APA Monitor: The West Cure

The January 2012 issue of the American Psychological Association‘s Monitor on Psychology has just been published online. This month’s Time Capsule article examines the male alternative to the rest cure often prescribed for nervous women in the nineteenth century. The rest cure saw neurasthenic women like Charlotte Perkins Gilman confined to bed, where they were to do little more than eat and avoid all “brain work.”  Gilman recounted her experience with the rest cure in her well-known work, The Yellow Wallpaper (1892). In contrast, as Anne Stiles details in “Go Rest, Young Man,” men treated their neurasthenia by heading to the American west to engage in strenuous physical activity. Among the men who did so were Theodore Roosevelt and Walt Whitman. As Stiles recounts,

Before heading West, Roosevelt’s effeminate looks and high voice provoked comparisons to Oscar Wilde; afterward, he became known for his strenuous brand of masculinity. Roosevelt’s motto, “speak softly and carry a big stick,” sums up the ethos of many Westerns, in which stoic men of action engage in constant battles with nature, Indians and rogue cowboys. Like many men of his generation, Roosevelt felt that masculinity was forged by conflict, an attitude that carried over into his imperialist foreign policy.
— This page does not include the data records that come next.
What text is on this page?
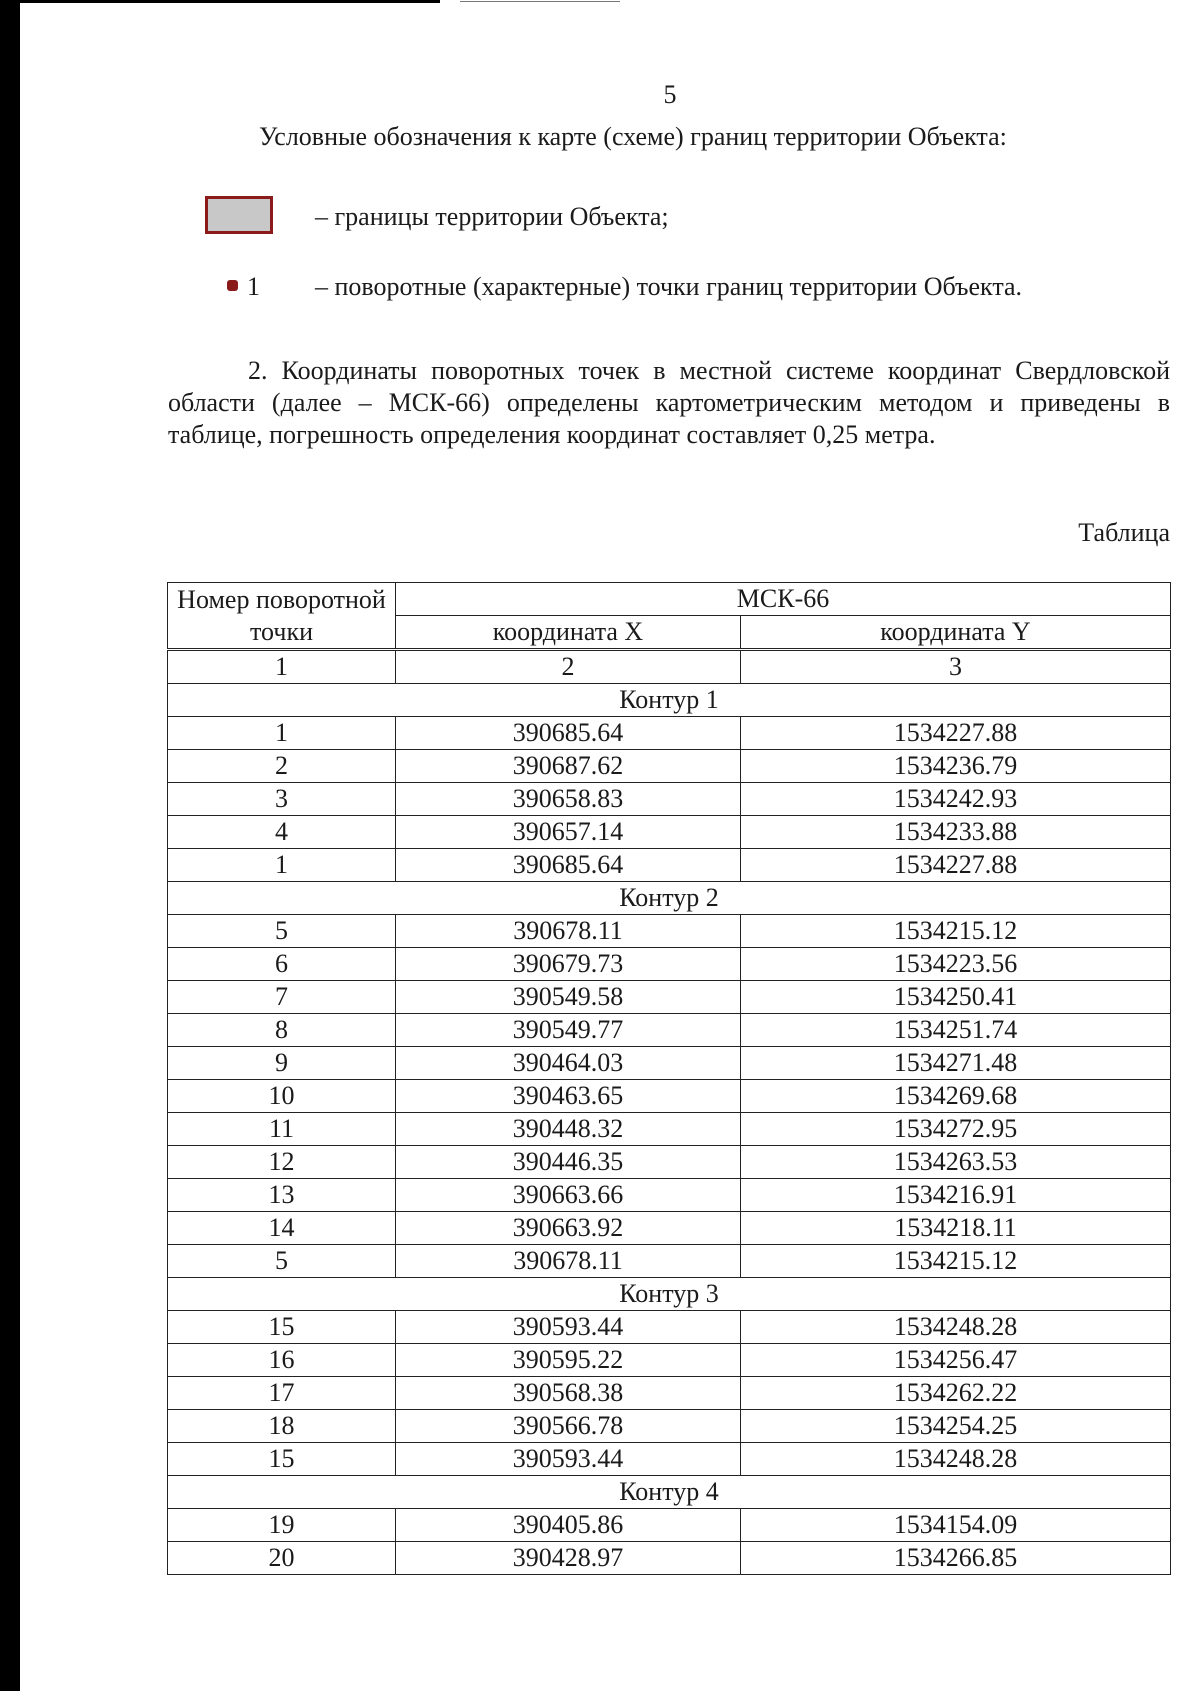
5
Условные обозначения к карте (схеме) границ территории Объекта:
– границы территории Объекта;
1 – поворотные (характерные) точки границ территории Объекта.
2. Координаты поворотных точек в местной системе координат Свердловской области (далее – МСК-66) определены картометрическим методом и приведены в таблице, погрешность определения координат составляет 0,25 метра.
Таблица
Номер поворотной точки	МСК-66	
	координата X	координата Y
1	2	3
Контур 1		
1	390685.64	1534227.88
2	390687.62	1534236.79
3	390658.83	1534242.93
4	390657.14	1534233.88
1	390685.64	1534227.88
Контур 2		
5	390678.11	1534215.12
6	390679.73	1534223.56
7	390549.58	1534250.41
8	390549.77	1534251.74
9	390464.03	1534271.48
10	390463.65	1534269.68
11	390448.32	1534272.95
12	390446.35	1534263.53
13	390663.66	1534216.91
14	390663.92	1534218.11
5	390678.11	1534215.12
Контур 3		
15	390593.44	1534248.28
16	390595.22	1534256.47
17	390568.38	1534262.22
18	390566.78	1534254.25
15	390593.44	1534248.28
Контур 4		
19	390405.86	1534154.09
20	390428.97	1534266.85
The dramatic difference between the Rest and West Cures suggests their prescriptive nature. Both cures existed to reinforce “proper” sexual behavior, serving to masculinize effeminate (and possibly homosexual) men and discourage women from entering the professions. Both were supported by the authority of science in an era that emphasized the biological differences between men and women.

The full article can be read online here.
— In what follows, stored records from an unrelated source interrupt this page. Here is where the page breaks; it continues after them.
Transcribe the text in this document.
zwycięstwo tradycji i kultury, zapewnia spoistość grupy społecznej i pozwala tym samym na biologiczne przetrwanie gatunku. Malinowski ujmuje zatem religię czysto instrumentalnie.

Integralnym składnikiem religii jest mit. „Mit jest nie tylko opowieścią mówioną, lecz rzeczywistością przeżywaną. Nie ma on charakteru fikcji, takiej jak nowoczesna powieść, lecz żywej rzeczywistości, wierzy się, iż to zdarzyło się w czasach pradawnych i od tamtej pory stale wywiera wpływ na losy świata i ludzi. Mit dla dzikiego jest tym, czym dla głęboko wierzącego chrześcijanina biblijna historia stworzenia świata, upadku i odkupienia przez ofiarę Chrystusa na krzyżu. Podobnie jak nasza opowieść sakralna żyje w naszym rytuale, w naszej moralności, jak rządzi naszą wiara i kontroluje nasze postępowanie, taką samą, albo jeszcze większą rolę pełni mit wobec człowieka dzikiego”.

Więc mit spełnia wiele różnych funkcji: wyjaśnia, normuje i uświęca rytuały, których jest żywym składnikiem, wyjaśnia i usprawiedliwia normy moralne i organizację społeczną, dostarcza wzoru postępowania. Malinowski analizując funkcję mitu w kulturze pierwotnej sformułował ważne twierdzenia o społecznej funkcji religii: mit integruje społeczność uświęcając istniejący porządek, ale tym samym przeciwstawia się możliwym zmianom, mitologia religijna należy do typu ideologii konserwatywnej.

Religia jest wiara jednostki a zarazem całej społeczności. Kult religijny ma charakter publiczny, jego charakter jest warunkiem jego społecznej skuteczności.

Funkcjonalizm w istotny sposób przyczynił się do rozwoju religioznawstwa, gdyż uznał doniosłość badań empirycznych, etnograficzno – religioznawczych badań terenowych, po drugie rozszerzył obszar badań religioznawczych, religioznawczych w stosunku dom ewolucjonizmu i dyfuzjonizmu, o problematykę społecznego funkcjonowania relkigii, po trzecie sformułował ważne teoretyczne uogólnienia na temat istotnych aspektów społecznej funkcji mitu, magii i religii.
APA Monitor: From Rest Cure to Work Cure

This month’s article in the Time Capsule section of the American Psychological Association‘s Monitor on Psychology describes the emergence of psychotherapy in the United States at the end of the nineteenth century. Authored by historian of psychology Ben Harris (left) and his student Courtney Stevens, the article, “From Rest Cure to Work Cure,” provides an overview of the state of psychotherapy in America prior to Freud’s famed 1909 visit. According to the article,

For most of the 19th century, neurologists and psychiatrists rejected highly psychological treatments and theories. These physicians attributed mental suffering to brain pathology; they excluded emotions, beliefs and ideas as possible contributors to one’s mental health.

But by the 1890s, physicians began to reconsider their hostility to psychological concepts. As Harvard neurologist James Jackson Putnam put it in 1899:

“It is a matter for congratulations that this wave is being reinforced by another, which is sweeping us toward a better knowledge of the secrets of the mental life in health and disease.”

He was referring to psychotherapy, the newly coined term and increasingly popular therapy for somatic and psychological suffering. By 1909 — the year Sigmund Freud visited America — psychotherapy had won the allegiance of psychologists, clergy and diverse medical specialties.